À quelques heures de la finale du Top 14, l’attention est portée sur les forces en présence : la puissance du pack montpelliérain, le talent offensif toulousain et la chaleur annoncée au Stade de France. Mais un autre facteur pourrait s’avérer déterminant : la fraîcheur physique des joueurs.
Sur ce plan, le Stade Toulousain semble disposer d’un avantage notable. Moins sollicité tout au long de la saison, le XV toulousain présente une charge de jeu inférieure à celle de Montpellier.
### Près de trois matches d’écart entre les deux équipes
Les chiffres ne mentent pas. Les quinze titulaires alignés par Toulouse cumulent en moyenne 1 355 minutes de jeu cette saison, toutes compétitions confondues. En comparaison, leurs homologues montpelliérains totalisent 1 590 minutes, soit 235 minutes de plus par joueur, près de trois matchs complets.
Dans une finale disputée sous plus de 30°C, cette différence pourrait peser lourd au fil des minutes.

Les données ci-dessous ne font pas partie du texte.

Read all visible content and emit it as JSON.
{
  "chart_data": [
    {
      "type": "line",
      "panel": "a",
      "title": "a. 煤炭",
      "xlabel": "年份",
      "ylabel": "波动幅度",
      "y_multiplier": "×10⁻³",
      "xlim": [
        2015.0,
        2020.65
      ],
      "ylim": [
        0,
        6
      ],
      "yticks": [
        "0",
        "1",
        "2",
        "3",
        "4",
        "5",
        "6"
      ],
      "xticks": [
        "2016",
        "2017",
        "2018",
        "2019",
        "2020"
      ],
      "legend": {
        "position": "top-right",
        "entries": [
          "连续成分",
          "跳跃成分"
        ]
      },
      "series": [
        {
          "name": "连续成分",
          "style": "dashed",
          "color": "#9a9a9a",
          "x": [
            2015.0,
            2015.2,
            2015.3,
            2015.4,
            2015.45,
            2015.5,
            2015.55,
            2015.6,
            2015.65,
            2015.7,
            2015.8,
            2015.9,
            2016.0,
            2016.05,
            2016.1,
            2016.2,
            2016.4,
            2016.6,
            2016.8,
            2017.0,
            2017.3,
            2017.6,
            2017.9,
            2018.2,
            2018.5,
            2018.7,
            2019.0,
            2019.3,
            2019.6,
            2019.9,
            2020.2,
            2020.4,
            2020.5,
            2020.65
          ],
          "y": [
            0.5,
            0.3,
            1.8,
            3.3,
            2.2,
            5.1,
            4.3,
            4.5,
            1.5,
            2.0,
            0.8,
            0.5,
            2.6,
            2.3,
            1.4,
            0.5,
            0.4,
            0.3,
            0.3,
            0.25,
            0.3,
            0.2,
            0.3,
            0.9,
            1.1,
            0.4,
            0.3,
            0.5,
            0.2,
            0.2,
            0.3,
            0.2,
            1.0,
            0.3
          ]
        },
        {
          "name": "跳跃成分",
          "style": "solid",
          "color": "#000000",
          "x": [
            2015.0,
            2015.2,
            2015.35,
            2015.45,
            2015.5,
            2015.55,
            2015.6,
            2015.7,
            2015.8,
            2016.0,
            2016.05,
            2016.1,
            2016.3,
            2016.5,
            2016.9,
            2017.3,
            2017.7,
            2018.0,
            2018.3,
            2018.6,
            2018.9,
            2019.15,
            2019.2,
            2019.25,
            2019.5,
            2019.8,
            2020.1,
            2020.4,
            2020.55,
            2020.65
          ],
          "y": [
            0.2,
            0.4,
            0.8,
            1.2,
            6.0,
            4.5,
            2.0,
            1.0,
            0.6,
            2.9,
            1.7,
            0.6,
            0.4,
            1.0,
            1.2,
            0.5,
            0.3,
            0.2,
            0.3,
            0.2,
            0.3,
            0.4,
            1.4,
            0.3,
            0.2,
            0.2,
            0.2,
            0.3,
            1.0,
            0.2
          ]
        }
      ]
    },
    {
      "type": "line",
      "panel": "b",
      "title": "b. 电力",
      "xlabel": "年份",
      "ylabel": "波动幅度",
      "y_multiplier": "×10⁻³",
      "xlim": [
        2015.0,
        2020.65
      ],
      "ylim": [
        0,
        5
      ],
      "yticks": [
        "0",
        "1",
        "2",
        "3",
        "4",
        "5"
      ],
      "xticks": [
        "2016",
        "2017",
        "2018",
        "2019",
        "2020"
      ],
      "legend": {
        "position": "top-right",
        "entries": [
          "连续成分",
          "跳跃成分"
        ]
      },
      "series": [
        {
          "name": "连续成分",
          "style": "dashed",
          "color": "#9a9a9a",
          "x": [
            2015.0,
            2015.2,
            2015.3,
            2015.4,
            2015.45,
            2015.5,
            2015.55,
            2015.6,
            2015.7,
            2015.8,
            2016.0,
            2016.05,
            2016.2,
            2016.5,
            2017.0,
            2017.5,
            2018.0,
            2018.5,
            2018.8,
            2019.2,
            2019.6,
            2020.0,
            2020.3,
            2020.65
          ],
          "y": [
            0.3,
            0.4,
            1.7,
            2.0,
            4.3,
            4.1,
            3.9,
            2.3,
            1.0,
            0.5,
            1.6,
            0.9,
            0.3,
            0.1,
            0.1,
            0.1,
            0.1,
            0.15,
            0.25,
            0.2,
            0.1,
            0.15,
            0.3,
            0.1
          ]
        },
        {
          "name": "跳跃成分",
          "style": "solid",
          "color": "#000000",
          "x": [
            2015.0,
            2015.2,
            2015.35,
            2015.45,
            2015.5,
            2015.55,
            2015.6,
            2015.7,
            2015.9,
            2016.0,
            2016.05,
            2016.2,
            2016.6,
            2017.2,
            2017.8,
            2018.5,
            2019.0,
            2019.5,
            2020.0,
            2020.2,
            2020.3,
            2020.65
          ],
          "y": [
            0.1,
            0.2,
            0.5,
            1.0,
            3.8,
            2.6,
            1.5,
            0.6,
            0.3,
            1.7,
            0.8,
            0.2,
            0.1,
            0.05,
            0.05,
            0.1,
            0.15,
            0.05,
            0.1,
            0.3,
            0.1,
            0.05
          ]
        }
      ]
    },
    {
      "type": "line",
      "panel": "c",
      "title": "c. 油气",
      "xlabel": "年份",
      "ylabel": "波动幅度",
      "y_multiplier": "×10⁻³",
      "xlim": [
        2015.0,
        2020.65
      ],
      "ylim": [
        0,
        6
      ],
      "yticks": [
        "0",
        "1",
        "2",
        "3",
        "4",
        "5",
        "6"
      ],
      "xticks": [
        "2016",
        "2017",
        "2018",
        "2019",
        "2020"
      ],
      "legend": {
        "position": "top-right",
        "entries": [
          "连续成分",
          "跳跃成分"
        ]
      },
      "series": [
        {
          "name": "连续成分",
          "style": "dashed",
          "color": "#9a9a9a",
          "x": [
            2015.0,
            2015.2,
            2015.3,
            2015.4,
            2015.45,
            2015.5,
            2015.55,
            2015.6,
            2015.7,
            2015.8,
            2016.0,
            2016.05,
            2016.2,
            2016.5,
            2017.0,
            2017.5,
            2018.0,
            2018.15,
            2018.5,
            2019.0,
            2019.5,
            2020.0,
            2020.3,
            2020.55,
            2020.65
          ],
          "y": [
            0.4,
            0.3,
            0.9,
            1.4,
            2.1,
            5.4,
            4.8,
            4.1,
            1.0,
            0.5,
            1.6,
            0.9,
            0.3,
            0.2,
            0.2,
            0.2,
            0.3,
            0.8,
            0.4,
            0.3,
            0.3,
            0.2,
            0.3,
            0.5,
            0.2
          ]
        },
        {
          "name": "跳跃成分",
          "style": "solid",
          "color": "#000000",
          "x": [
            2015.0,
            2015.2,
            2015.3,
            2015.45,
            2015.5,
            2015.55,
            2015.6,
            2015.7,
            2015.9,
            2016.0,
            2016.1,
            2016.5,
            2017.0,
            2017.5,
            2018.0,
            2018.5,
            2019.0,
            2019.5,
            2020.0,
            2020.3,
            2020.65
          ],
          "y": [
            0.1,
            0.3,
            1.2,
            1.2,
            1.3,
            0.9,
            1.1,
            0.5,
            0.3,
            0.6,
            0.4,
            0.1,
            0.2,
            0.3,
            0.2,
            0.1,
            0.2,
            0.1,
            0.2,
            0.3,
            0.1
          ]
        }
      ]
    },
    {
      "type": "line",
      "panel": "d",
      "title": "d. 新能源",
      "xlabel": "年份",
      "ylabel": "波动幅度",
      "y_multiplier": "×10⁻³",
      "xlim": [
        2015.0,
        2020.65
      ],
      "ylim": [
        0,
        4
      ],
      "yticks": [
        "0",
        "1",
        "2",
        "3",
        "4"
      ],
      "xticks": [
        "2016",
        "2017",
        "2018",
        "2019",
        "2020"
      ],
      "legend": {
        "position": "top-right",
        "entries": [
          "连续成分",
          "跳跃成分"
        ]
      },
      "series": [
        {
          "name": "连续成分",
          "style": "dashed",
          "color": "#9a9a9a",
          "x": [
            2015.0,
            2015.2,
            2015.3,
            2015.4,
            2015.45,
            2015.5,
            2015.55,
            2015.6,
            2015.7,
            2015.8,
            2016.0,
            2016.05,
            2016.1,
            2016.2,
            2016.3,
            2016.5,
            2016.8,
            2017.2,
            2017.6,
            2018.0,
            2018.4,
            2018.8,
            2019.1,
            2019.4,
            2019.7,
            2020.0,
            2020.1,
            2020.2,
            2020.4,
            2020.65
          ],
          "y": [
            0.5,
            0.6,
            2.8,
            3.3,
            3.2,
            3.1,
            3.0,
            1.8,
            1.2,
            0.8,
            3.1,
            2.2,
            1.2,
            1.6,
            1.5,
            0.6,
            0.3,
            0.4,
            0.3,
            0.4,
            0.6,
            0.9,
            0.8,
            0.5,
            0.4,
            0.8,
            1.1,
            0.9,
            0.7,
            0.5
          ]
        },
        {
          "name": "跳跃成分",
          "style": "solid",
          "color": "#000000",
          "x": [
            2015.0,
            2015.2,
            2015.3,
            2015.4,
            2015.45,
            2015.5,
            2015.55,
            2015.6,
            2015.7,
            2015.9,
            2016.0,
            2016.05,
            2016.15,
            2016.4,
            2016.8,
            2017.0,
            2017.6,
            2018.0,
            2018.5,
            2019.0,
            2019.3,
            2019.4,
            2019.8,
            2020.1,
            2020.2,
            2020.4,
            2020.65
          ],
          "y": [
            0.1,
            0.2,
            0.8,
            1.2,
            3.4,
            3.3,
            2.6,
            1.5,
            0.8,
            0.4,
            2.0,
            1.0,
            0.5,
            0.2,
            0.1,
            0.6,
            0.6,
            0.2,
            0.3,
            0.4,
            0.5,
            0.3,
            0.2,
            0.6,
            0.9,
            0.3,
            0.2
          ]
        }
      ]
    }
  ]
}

### Montpellier s’appuie sur un groupe restreint
Cette disparité s’explique d’abord par le parcours européen des deux clubs. Montpellier a disputé deux matchs supplémentaires grâce à son titre en Challenge Cup, tandis que Toulouse a été éliminé en quarts de finale de la Champions Cup.
Mais la raison principale tient à la gestion des effectifs. Montpellier a fait appel à seulement 43 joueurs en championnat, le total le plus bas du Top 14, contre 53 pour Toulouse. Cette rotation plus importante a permis au Stade Toulousain de ménager ses cadres tout au long de la saison.
### Tom Banks, le joueur le plus sollicité
Du côté montpelliérain, plusieurs titulaires affichent un temps de jeu élevé. L’arrière Tom Banks détient même le record de minutes en Top 14 cette saison avec 2 212 minutes. Gabriel Ngandebe suit de près avec plus de 2 000 minutes.
Chez Toulouse, seul Blair Kinghorn dépasse les 1 800 minutes. Trois titulaires débuteront cette finale avec moins de 1 000 minutes au compteur : Rodrigue Neti, Peato Mauvaka et Joel Merkler. François Cros dépasse à peine ce seuil avec 1 032 minutes. Côté Montpellier, seul Mohamed Haouas affiche un temps de jeu inférieur à cette barre symbolique.
### Les blessures ont favorisé la gestion toulousaine
Les blessures ont par ailleurs contraint Toulouse à faire tourner son groupe, contribuant à préserver ses forces. Antoine Dupont n’a repris la compétition qu’à la fin novembre, Peato Mauvaka est de retour depuis janvier, tandis que François Cros et Pierre-Louis Barassi ont connu de longues indisponibilités.
Ces absences obligatoires ont permis au staff toulousain de gérer la charge de travail de ses cadres, qui abordent cette finale avec davantage de fraîcheur.
Dans une rencontre où la chaleur pourrait épuiser les organismes, cette gestion stratégique de l’effort pourrait bien faire la différence dans la course au Bouclier de Brennus.